Bringing home the medals

The 49er pair James Peters and Fynn Sterritt took an early lead which they held on to for gold. Image: Jesus Renedo/Sailing Energy/Aarhus 2018

British sailors asserted their dominance in the first Tokyo 2020 test.

For Britain’s Olympic class athletes, 2018 concluded with the biggest test of the year – the world’s best facing off on the very waters that will play host to the Tokyo 2020 sailing competition.

After several weeks of training in Enoshima, the chosen venue for Tokyo 2020, the Brits had all but mastered the strong onshore winds and big waves that seemed to characterise the Olympic waters.

Naturally, when the time came to go into battle at World Cup Series Enoshima, the wind gods decided to play with the sailors. Wind and waves were replaced with flat calm seas and light, fluky breeze blowing off the land, causing shifts of up to 60 degrees.


Nevertheless, the British Sailing Team’s 38-strong contingent were prepared to hit the ground running and deal with whatever was thrown at them.

49er pair James Peters and Fynn Sterritt led the charge, taking an early lead which they held right the way through to the final day’s double-points medal race. It was not to be easy-going, though, as they went into the finale tied on points with Poland’s Lukasz Przybytek and Pawel Kolodzinski, and only four points ahead of third-placed Kiwi duo Logan Dunning-Beck.

Despite the obvious pressure, James was steadfast in his determination going into the medal race.

“We know we can win – we have got this,” he declared prior to hitting the water. And win they did, in the most stylish manner.

The duo led off the line, picked the shifts perfectly and stretched out a comfortable advantage downwind. From the mid-point of the race, all they had to do was defend. Crossing the finish line with a huge lead, victory was theirs.

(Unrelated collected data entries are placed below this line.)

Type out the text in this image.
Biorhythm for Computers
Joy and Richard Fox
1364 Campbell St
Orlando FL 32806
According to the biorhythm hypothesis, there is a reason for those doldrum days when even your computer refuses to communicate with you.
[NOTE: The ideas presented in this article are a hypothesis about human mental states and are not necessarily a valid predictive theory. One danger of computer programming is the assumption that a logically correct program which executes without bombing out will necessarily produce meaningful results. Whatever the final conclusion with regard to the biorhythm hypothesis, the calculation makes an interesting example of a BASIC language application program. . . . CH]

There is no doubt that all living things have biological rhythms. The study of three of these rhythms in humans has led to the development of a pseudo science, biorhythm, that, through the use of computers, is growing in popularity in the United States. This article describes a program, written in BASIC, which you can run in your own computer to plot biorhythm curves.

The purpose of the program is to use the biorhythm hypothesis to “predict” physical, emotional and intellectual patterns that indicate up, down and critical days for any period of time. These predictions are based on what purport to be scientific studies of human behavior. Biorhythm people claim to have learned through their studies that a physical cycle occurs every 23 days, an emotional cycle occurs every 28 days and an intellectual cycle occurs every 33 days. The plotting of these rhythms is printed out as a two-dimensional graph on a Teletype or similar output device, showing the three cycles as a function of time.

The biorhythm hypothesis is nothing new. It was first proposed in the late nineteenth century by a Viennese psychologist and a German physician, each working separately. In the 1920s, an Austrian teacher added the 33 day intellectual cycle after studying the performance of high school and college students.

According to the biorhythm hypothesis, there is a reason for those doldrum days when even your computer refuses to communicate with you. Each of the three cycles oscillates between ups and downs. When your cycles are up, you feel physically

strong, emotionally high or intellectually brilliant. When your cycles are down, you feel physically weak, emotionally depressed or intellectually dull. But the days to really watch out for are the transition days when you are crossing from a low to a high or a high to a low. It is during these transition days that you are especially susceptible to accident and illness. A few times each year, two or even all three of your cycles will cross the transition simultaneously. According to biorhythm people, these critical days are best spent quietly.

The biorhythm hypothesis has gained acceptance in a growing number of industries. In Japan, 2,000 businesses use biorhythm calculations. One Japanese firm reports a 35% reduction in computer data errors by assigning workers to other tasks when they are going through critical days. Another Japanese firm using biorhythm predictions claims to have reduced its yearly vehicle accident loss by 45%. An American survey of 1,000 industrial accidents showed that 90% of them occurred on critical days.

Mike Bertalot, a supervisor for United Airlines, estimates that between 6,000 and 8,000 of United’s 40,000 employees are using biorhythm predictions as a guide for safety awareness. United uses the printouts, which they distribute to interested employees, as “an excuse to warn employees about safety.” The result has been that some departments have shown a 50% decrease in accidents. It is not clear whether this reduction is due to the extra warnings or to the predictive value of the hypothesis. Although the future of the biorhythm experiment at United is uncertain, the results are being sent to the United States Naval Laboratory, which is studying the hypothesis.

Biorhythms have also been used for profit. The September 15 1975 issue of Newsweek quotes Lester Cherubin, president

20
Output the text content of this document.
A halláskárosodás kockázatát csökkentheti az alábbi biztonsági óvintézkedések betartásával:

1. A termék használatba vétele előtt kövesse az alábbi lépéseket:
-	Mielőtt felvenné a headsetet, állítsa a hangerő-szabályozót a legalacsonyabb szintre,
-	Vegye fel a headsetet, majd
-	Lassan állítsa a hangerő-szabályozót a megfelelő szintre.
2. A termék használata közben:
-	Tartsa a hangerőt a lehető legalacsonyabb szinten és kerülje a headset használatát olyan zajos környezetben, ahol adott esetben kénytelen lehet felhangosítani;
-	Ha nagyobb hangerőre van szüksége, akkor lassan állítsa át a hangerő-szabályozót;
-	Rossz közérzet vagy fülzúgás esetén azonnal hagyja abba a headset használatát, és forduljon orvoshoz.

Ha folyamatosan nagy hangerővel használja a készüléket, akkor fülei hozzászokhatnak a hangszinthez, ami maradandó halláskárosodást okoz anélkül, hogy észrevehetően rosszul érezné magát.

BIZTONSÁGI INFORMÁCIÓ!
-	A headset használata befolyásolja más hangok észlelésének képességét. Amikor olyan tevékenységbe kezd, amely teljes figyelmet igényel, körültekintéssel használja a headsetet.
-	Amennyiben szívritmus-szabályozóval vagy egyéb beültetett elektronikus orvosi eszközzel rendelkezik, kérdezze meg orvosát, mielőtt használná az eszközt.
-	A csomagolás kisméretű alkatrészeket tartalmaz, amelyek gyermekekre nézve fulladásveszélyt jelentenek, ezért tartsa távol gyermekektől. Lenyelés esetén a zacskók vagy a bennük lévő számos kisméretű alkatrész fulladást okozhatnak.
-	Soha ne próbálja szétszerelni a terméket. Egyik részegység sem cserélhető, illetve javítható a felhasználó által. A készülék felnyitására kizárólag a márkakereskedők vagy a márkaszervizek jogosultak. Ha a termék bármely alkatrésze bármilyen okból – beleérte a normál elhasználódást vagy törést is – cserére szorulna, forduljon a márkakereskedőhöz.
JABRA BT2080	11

It was a key moment in the pair’s campaign to make it to Tokyo 2020 – they were forced to sit out of much of the 2018 season after Fynn injured his knee, but the win announced their return as serious contenders for the one British 49er spot.

“We are over the moon – ecstatic,” said Fynn. “It was an up-and-down week. We were really consistent early on in the regatta then struggled a bit, but to win is such a great feeling.”

James added: “This result shows we can perform in the venue that will host the Olympics in two years’ time, and that is a real positive.”


Elliot Hanson took home gold in the Laser fleet. Image: Jesus Renedo/Sailing Energy/Aarhus 2018

James and Fynn were not the only ones to enjoy success in Enoshima. Gold also went to Elliot Hanson in a super-competitive Laser fleet that included three British sailors in the top 10.

Elliot was so dominant that he had the regatta wrapped up a day early with a huge points lead, meaning the final day medal race was just a formality.

“It is amazing to win on Olympic waters – there is a real history of those who can perform in the venue in the years running up to the Games going on to have great success,” said Elliot, 24, from Macclesfield.

“That is a great confidence boost going into the next two years. As a British squad we are so strong and it is going to be tough just to qualify for the Games. This result certainly is not the be all and end all but it is a great boost.”


With no medal race, Giles Scott had to settle for silver. Image: Jesus Renedo/Sailing Energy/Aarhus 2018

It was a bittersweet finish for British Finn sailors Giles Scott and Ed Wright, who launched for their medal race in second and third overall with a tiny points gap to first. But with just a few knots blowing over the course the race officials decided they could not hold a fair contest, and so both were denied their shots at gold.

Still, silver and bronze medals from a fleet packed with champions demonstrates the strength in depth the British Finn contingent has to offer.

“To come here and race against the top guys and come away with a silver medal is great,” said Giles, the reigning Olympic champion.

“The reason I was so keen to come out was to see what the Olympic venue has to offer, and it seemingly has an awful lot to offer. I have been away from the Finn a little while now, and it is probably about time to start ramping it up again.”


It was not all plain sailing in Enoshima though. A start line battle with China’s Peina Chen did not pay off for Bryony Shaw in the women’s RS:X, and a ninth saw her slip from second to fourth overall.

A similar fate befell Charlotte Dobson and Saskia Tidey, who crossed the 49er FX line in eighth. They too slipped from the silver medal position to end the regatta in fourth.

The lack of breeze not only affected the Finns but also both 470 fleets, preventing Hannah Mills and Eilidh McIntyre from improving on their fifth position.

“It was a really tough week – we really were not firing on all cylinders – but it has been great to be here,” said Hannah.

“It is my first time in Japan and at the Olympic venue so it has been great to get a feel for the place so we can learn and prepare for Tokyo 2020.

“It is frustrating not to have a medal race – we clawed our way into a position where we could attack and at least try for a medal, and to be denied that chance is really disappointing.”

Eilidh, from Hayling Island, added: “It is not the result we came for but we will learn and come back stronger next time we are here.”

The British Sailing Team will now enjoy a well-earned break until the 2019 season kicks off in Miami in January.